Prótesis de incineración
Pero no es un caso aislado. En las últimas semanas, las salas de urgencias de los principales hospitales madrileños se han visto invadidas por una avalancha de pies de viandantes seccionados de cuajo por las escobillas de titanio con las que las nuevas UMA (Unidades Móviles de Abrasión, el nuevo modelo de camiones cepilladores de asfalto incorporados al servicio de limpieza municipal) barren los bordillos de las aceras de la ciudad. «A veces, hemos podido salvar gran parte del pie», comenta el portavoz del Hospital de La Paz, Luis Hidalgo Tellé,«pero en la mayoría de los casos, sus dueños tendrán que usar tallas de zapatos mucho menores, si es que pueden ponerse zapatos en absoluto. " Lo cierto es que muchos ciudadanos temen salir a la calle, y que una cierta sensación de paranoia flota sobre Madrid. El concejal del Servicio de Limpieza y Desarrollo Medioambiental, Alberto López Viejo, no comparte eta imagen, que califica de «apocalíptica», y defiende las medidas adoptadas hasta ahora: «Es lógico el miedo a lo nuevo, sobre todo por parte de la gente mayor, que siempre ve la tecnología como algo amenazante», argumenta el concejal, «El SLDTM (Servicio de Limpieza Definitivo, la respuesta del Ayuntamiento de Madrid a la creciente suciedad de las calles de la capital) es una medida que veíamos como imprescindible para ofrecer una cara limpia de la ciudad a los visitantes de los Juegos Olímpicos de 2012.»

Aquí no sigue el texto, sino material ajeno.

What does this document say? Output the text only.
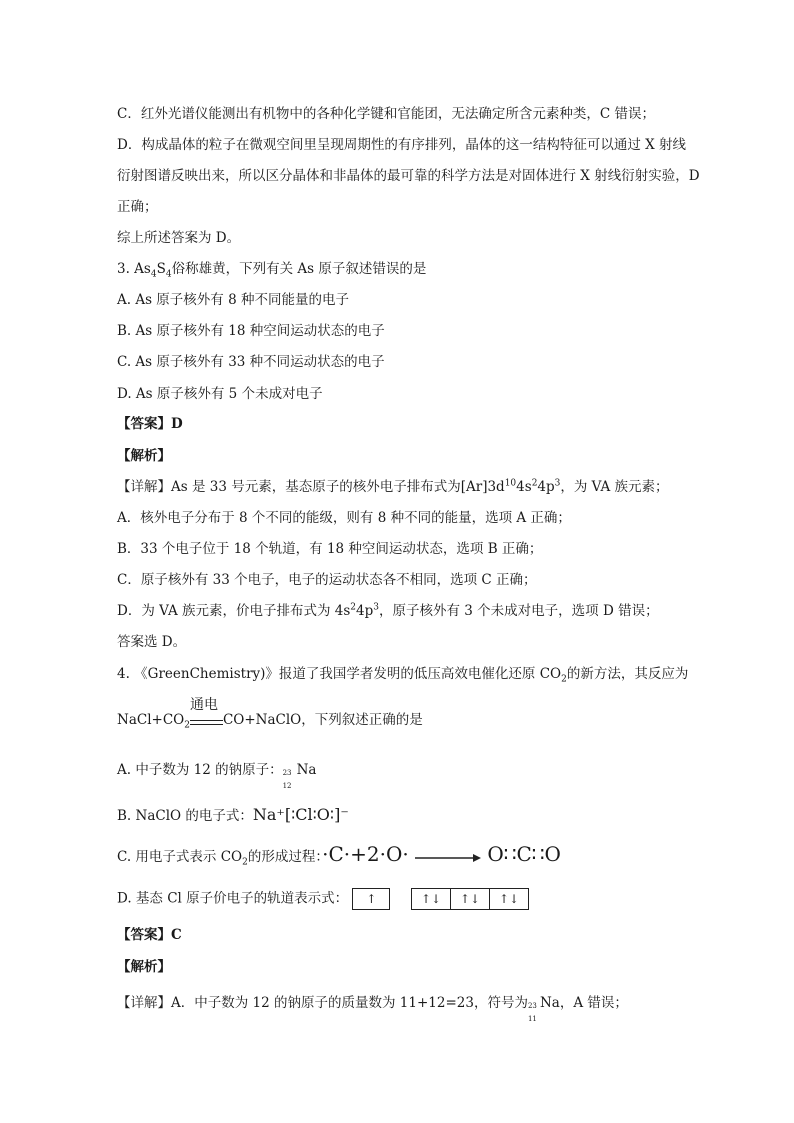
C．红外光谱仪能测出有机物中的各种化学键和官能团，无法确定所含元素种类，C 错误；
D．构成晶体的粒子在微观空间里呈现周期性的有序排列，晶体的这一结构特征可以通过 X 射线
衍射图谱反映出来，所以区分晶体和非晶体的最可靠的科学方法是对固体进行 X 射线衍射实验，D
正确；
综上所述答案为 D。
3. $As_4S_4$俗称雄黄，下列有关 As 原子叙述错误的是
A. As 原子核外有 8 种不同能量的电子
B. As 原子核外有 18 种空间运动状态的电子
C. As 原子核外有 33 种不同运动状态的电子
D. As 原子核外有 5 个未成对电子
【答案】D
【解析】
【详解】As 是 33 号元素，基态原子的核外电子排布式为$[Ar]3d^{10}4s^24p^3$，为 VA 族元素；
A．核外电子分布于 8 个不同的能级，则有 8 种不同的能量，选项 A 正确；
B．33 个电子位于 18 个轨道，有 18 种空间运动状态，选项 B 正确；
C．原子核外有 33 个电子，电子的运动状态各不相同，选项 C 正确；
D．为 VA 族元素，价电子排布式为 $4s^24p^3$，原子核外有 3 个未成对电子，选项 D 错误；
答案选 D。
4. 《GreenChemistry)》报道了我国学者发明的低压高效电催化还原 $CO_2$的新方法，其反应为
$NaCl+CO_2$
通电
CO+NaClO，下列叙述正确的是
A. 中子数为 12 的钠原子： 23
12
Na
B. NaClO 的电子式：Na⁺[∶Cl∶O∶]⁻
C. 用电子式表示 $CO_2$的形成过程：·C·+2·O·	O∷C∷O
D. 基态 Cl 原子价电子的轨道表示式： ↑	↑↓ ↑↓ ↑↓
【答案】C
【解析】
【详解】A．中子数为 12 的钠原子的质量数为 11+12=23，符号为 23
11
Na，A 错误；
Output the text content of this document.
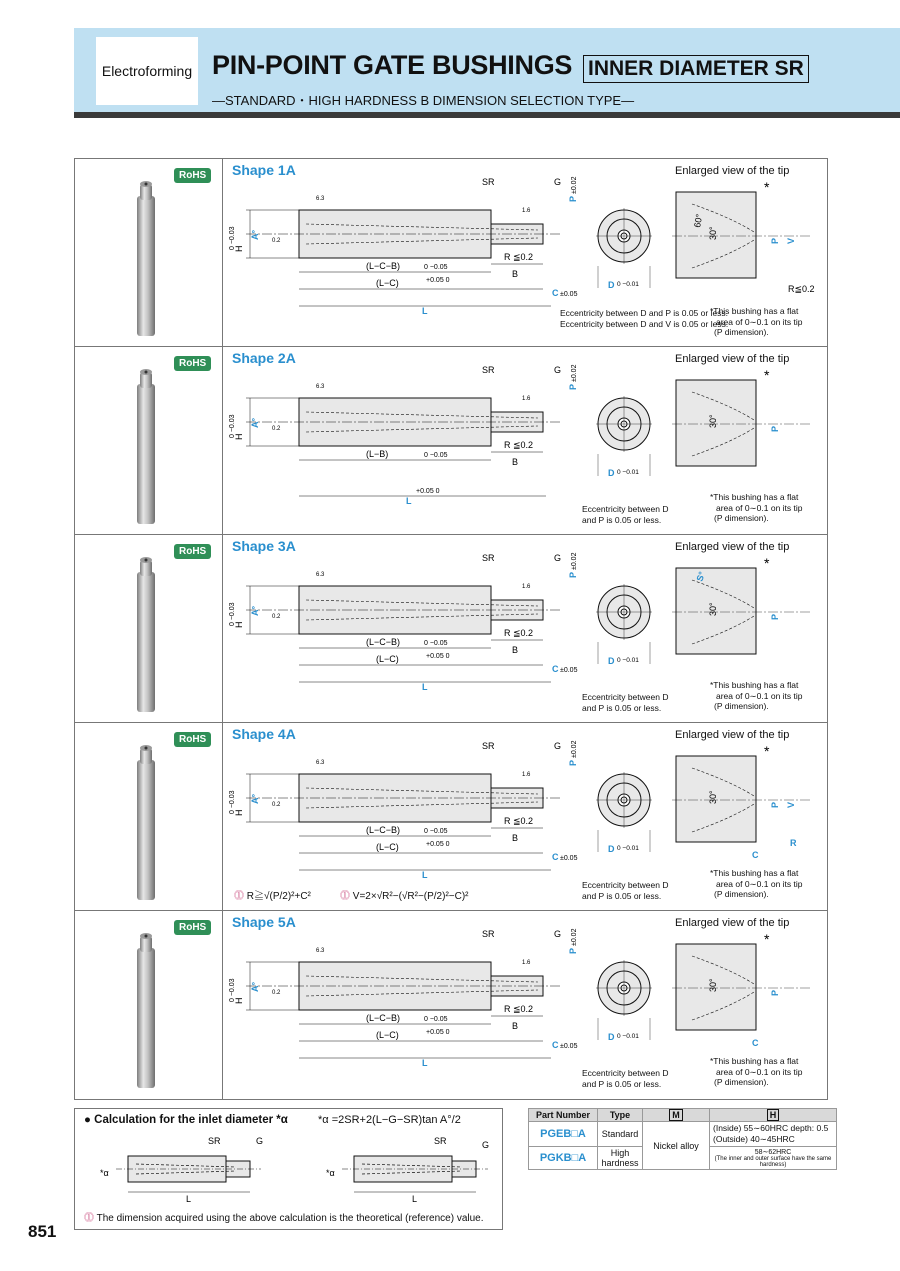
Electroforming PIN-POINT GATE BUSHINGS INNER DIAMETER SR
—STANDARD・HIGH HARDNESS B DIMENSION SELECTION TYPE—
RoHS	Shape 1A	Enlarged view of the tip
H
0 −0.03 A°
6.3
0.2
1.6
SR	G
R ≦0.2
B
(L−C−B)	0 −0.05
(L−C)	+0.05 0
C ±0.05
L
P
±0.02
D 0 −0.01
30°
*
P V
R≦0.2
60°
Eccentricity between D and P is 0.05 or less.
Eccentricity between D and V is 0.05 or less.
*This bushing has a flat
area of 0∼0.1 on its tip
(P dimension).
RoHS	Shape 2A	Enlarged view of the tip
H
0 −0.03 A°
6.3
0.2
1.6
SR	G
R ≦0.2
B
(L−B)	0 −0.05
L
+0.05 0
P
±0.02
D 0 −0.01
30°
*
P
Eccentricity between D
and P is 0.05 or less.
*This bushing has a flat
area of 0∼0.1 on its tip
(P dimension).
RoHS	Shape 3A	Enlarged view of the tip
H
0 −0.03 A°
6.3
0.2
1.6
SR	G
R ≦0.2
B
(L−C−B)	0 −0.05
(L−C)	+0.05 0
C ±0.05
L
P
±0.02
D 0 −0.01
30°
*
P
S°
Eccentricity between D
and P is 0.05 or less.
*This bushing has a flat
area of 0∼0.1 on its tip
(P dimension).
RoHS	Shape 4A	Enlarged view of the tip
H
0 −0.03 A°
6.3
0.2
1.6
SR	G
R ≦0.2
B
(L−C−B)	0 −0.05
(L−C)	+0.05 0
C ±0.05
L
P
±0.02
D 0 −0.01
30°
*
P V
R
C
Eccentricity between D
and P is 0.05 or less.
*This bushing has a flat
area of 0∼0.1 on its tip
(P dimension).
⓵ R≧√(P/2)²+C²	⓵ V=2×√R²−(√R²−(P/2)²−C)²
RoHS	Shape 5A	Enlarged view of the tip
H
0 −0.03 A°
6.3
0.2
1.6
SR	G
R ≦0.2
B
(L−C−B)	0 −0.05
(L−C)	+0.05 0
C ±0.05
L
P
±0.02
D 0 −0.01
30°
*
P
C
Eccentricity between D
and P is 0.05 or less.
*This bushing has a flat
area of 0∼0.1 on its tip
(P dimension).
● Calculation for the inlet diameter *α	*α =2SR+2(L−G−SR)tan A°/2
SR	G
L
*α
SR	G
L
*α
⓵ The dimension acquired using the above calculation is the theoretical (reference) value.
Part Number	Type	M	H
PGEB□A	Standard	Nickel alloy	(Inside) 55∼60HRC depth: 0.5
(Outside) 40∼45HRC

PGKB□A	High hardness		58∼62HRC
(The inner and outer surface have the same hardness)
851
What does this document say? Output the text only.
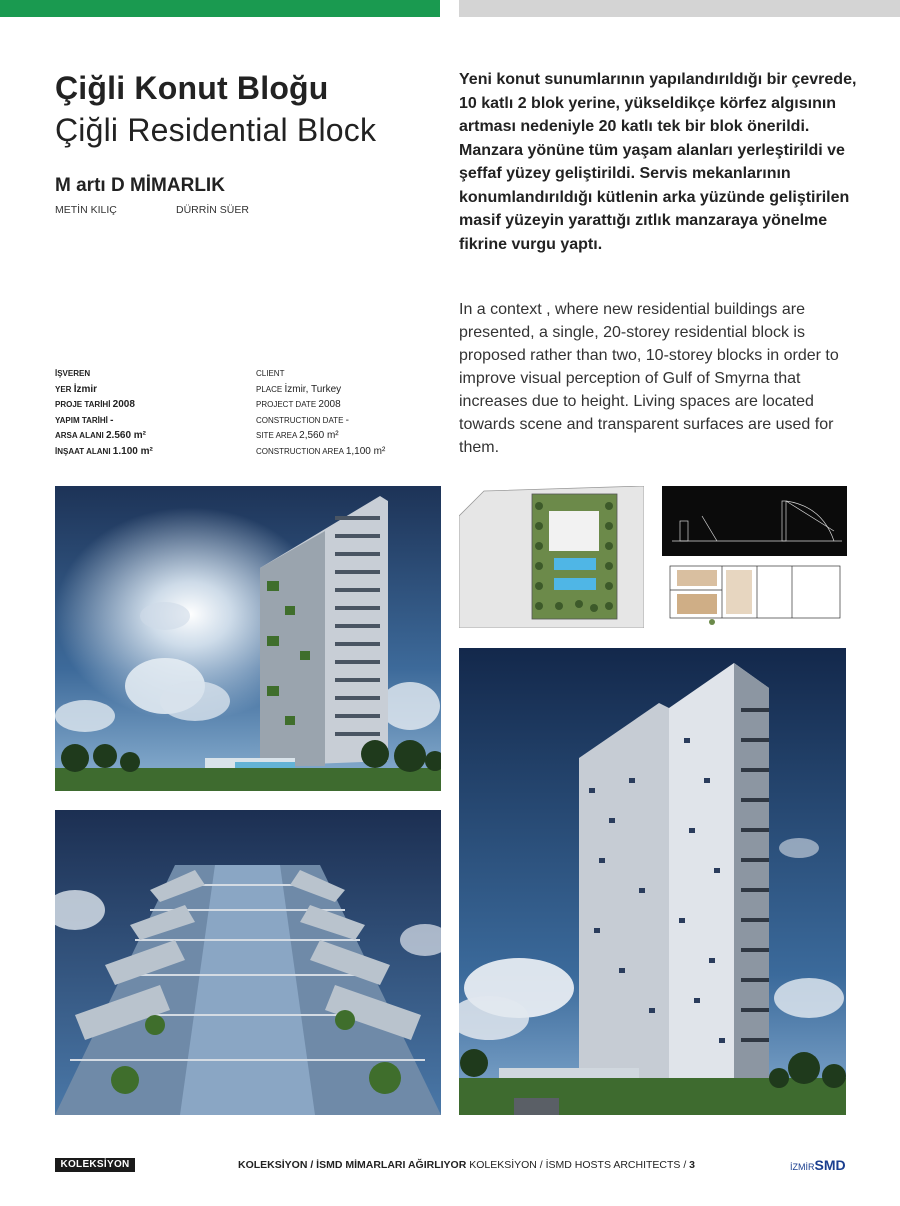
Çiğli Konut Bloğu
Çiğli Residential Block
M artı D MİMARLIK
METİN KILIÇ	DÜRRİN SÜER
Yeni konut sunumlarının yapılandırıldığı bir çevrede, 10 katlı 2 blok yerine, yükseldikçe körfez algısının artması nedeniyle 20 katlı tek bir blok önerildi. Manzara yönüne tüm yaşam alanları yerleştirildi ve şeffaf yüzey geliştirildi. Servis mekanlarının konumlandırıldığı kütlenin arka yüzünde geliştirilen masif yüzeyin yarattığı zıtlık manzaraya yönelme fikrine vurgu yaptı.
In a context , where new residential buildings are presented, a single, 20-storey residential block is proposed rather than two, 10-storey blocks in order to improve visual perception of Gulf of Smyrna that increases due to height. Living spaces are located towards scene and transparent surfaces are used for them.
İŞVEREN
YER İzmir
PROJE TARİHİ 2008
YAPIM TARİHİ -
ARSA ALANI 2.560 m²
İNŞAAT ALANI 1.100 m²
CLIENT
PLACE İzmir, Turkey
PROJECT DATE 2008
CONSTRUCTION DATE -
SITE AREA 2,560 m²
CONSTRUCTION AREA 1,100 m²
KOLEKSİYON	KOLEKSİYON / İSMD MİMARLARI AĞIRLIYOR KOLEKSİYON / İSMD HOSTS ARCHITECTS / 3	İZMİRSMD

Con un montante total de 113,6 millones de euros (un 160 por ciento de incremento respecto a los 42,6 actuales), el presupuesto dedicado a hacer de la capital un sitio salubre y apto para acoger los hipotéticos Juegos de 2012 supera ampliamente el destinado a asuntos sociales en toda España, o al PIB de Burkina Faso. «Las cifras no son lo más importante», aclara Alberto López Viejo, «sino el saber que Madrid se encuentra a la cabeza tecnológica mundial en lo que se refiere a la lucha contra la suciedad.» Tal esfuerzo económico ha sido posible gracias a la desinteresada participación de empresas punteras de robótica y alta tecnología como Absa, Urbaser, Cespa, Tecmed, Ferroser y Sufi que, según el concejal Viejo, «buscan una sinergia de grupo que catalice las potencialidades de la cooperación empresarial madrileña. La motocaca era sólo el principio de algo mucho más grande, algo que hemos llamado Operación Limpieza Infinita.» Pero desde aquella entrañable motocaca que el funcionario de rigor empuñaba como un picador montado en una motocicleta, a los modernos Juggernauts que figuran en la agenda de la Concejalía de Limpieza, va un largo trecho tecnológico. Con o sin sinergia de grupo, el despacho del concejal se muestra literalmente forrado de planos y diagramas de las nuevas máquinas que el Ayuntamiento ha comprado, y que se pondrán en servicio durante los próximos dos años. Es el caso del singular Absorbedor Plasmático de Heces, un gran embudo dorado que porta el operario entre las piernas al caminar, y que cuando éste flexiona las rodillas genera un «campo de plasma hipercrionizado» que reduce a polvo toda sustancia orgánica en descomposición situada a tres metros a la redonda. O como el incinerador Flaming Void, un ingenioso mecanismo parecido a un casco que el operario coloca en su cabeza y que, merced a las «bobinas de ultrarresistencia Fanssen» situadas en su circunferencia, incinera literalmente todo el papel y los resíduos que contengan celulosa en un radio de 20 metros.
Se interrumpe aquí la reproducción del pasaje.